The two men had told him that, if the government had not taken over AIG Insurance, the entire economy of the United States, and much of the rest of the world, could have fallen into deep panic. Like an aggressive tumor, AIG's unsustainable insurance guarantees were spread like poisonous filigree not just in hedge funds, brokerage houses and banks, but also on the books of blue-chip corporations atop the Fortune 500. "Some very big names were in danger," he said.

"They had to do what they did," Conrad explained to me. "No choice." And as we have since learned, the takeover of AIG was not enough to calm the markets. Indeed, it seemed to have had the opposite effect.

Where the Democrats blameless?

Of course they weren't. Even Democrats in the room admitted it.

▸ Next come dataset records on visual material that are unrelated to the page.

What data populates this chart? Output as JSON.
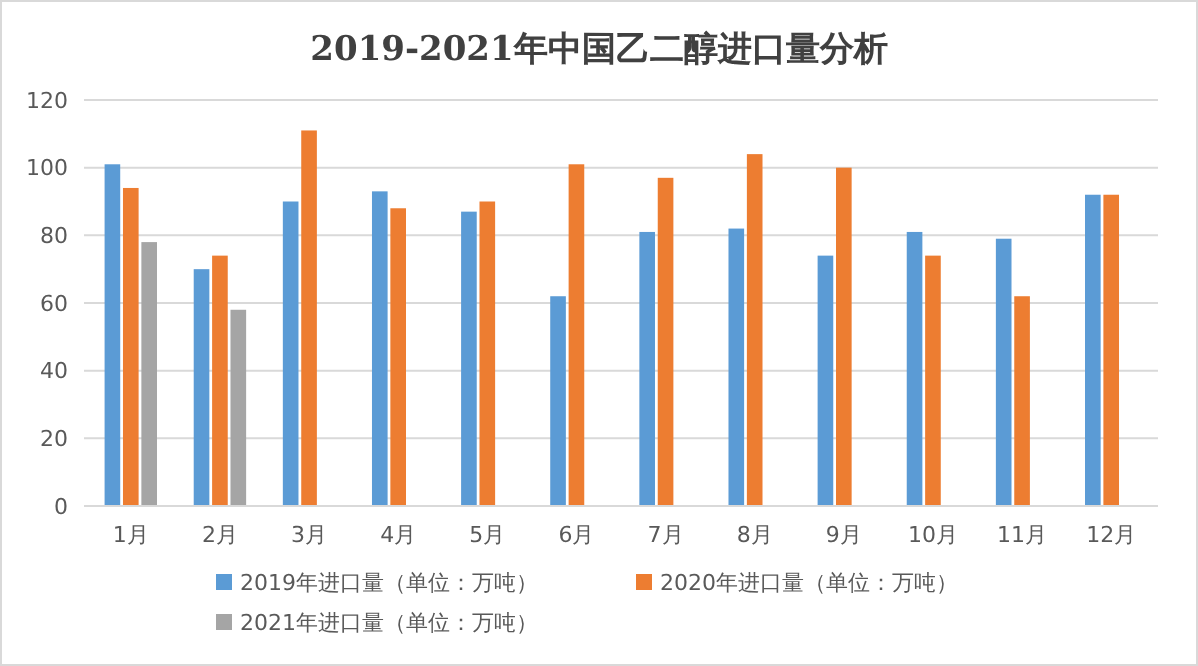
{
  "chart_data": {
    "type": "bar",
    "title": "2019-2021年中国乙二醇进口量分析",
    "categories": [
      "1月",
      "2月",
      "3月",
      "4月",
      "5月",
      "6月",
      "7月",
      "8月",
      "9月",
      "10月",
      "11月",
      "12月"
    ],
    "series": [
      {
        "name": "2019年进口量（单位：万吨）",
        "color": "#5b9bd5",
        "values": [
          101,
          70,
          90,
          93,
          87,
          62,
          81,
          82,
          74,
          81,
          79,
          92
        ]
      },
      {
        "name": "2020年进口量（单位：万吨）",
        "color": "#ed7d31",
        "values": [
          94,
          74,
          111,
          88,
          90,
          101,
          97,
          104,
          100,
          74,
          62,
          92
        ]
      },
      {
        "name": "2021年进口量（单位：万吨）",
        "color": "#a5a5a5",
        "values": [
          78,
          58,
          null,
          null,
          null,
          null,
          null,
          null,
          null,
          null,
          null,
          null
        ]
      }
    ],
    "ylim": [
      0,
      120
    ],
    "yticks": [
      0,
      20,
      40,
      60,
      80,
      100,
      120
    ],
    "grid": "y",
    "legend": "bottom"
  }
}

The bipartisan consensus was that the festival of dangerous greed began in the Clinton 90s. Democrats, abandoning their union and working-class skepticism of the markets, threw in with a new crowd of pro-business, pro-deregulation donors. Also, they countenanced an anything-goes mentality at what became the party's favorite new social-uplift tools, Fannie Mae and Freddie Mac. The two behemoths papered the planet with cheap (and, as we now see, shaky) home mortgages, with the whole process run (and protected) by a get-rich-quick cadre of political hacks.

But the consensus in the room also was that the sordid history didn't contain enough anti-Democratic ammunition to do McCain and Gov. Sarah Palin that much good.

In politics as in baseball, fans—voters—focus on what happens in the ninth inning, not the first. The Democrats whiffed on the credit crisis in the early years, but now they aren't at bat. It was President George W. Bush who nominated Paulson and Bernanke. If they strike out, it's the GOP that will lose the game.

Or so Obama has calculated, as he coolly waits for the next big wave."

September 19, 2008 8:43 AM

90th Street Conservative   

I myself am against these bailouts.  The market must rid itself of companies that cannot stand on their own business plan and make a profit.  By the simple fact that you are against these bailouts, you must also be a conservative.  Welcome.

September 20, 2008 11:47 PM

90th Street Conservative   

I myself am against these bailouts.  The market must rid itself of companies that cannot stand on their own business plan and make a profit.  By the simple fact that you are against these bailouts, you must also be a conservative.  Welcome.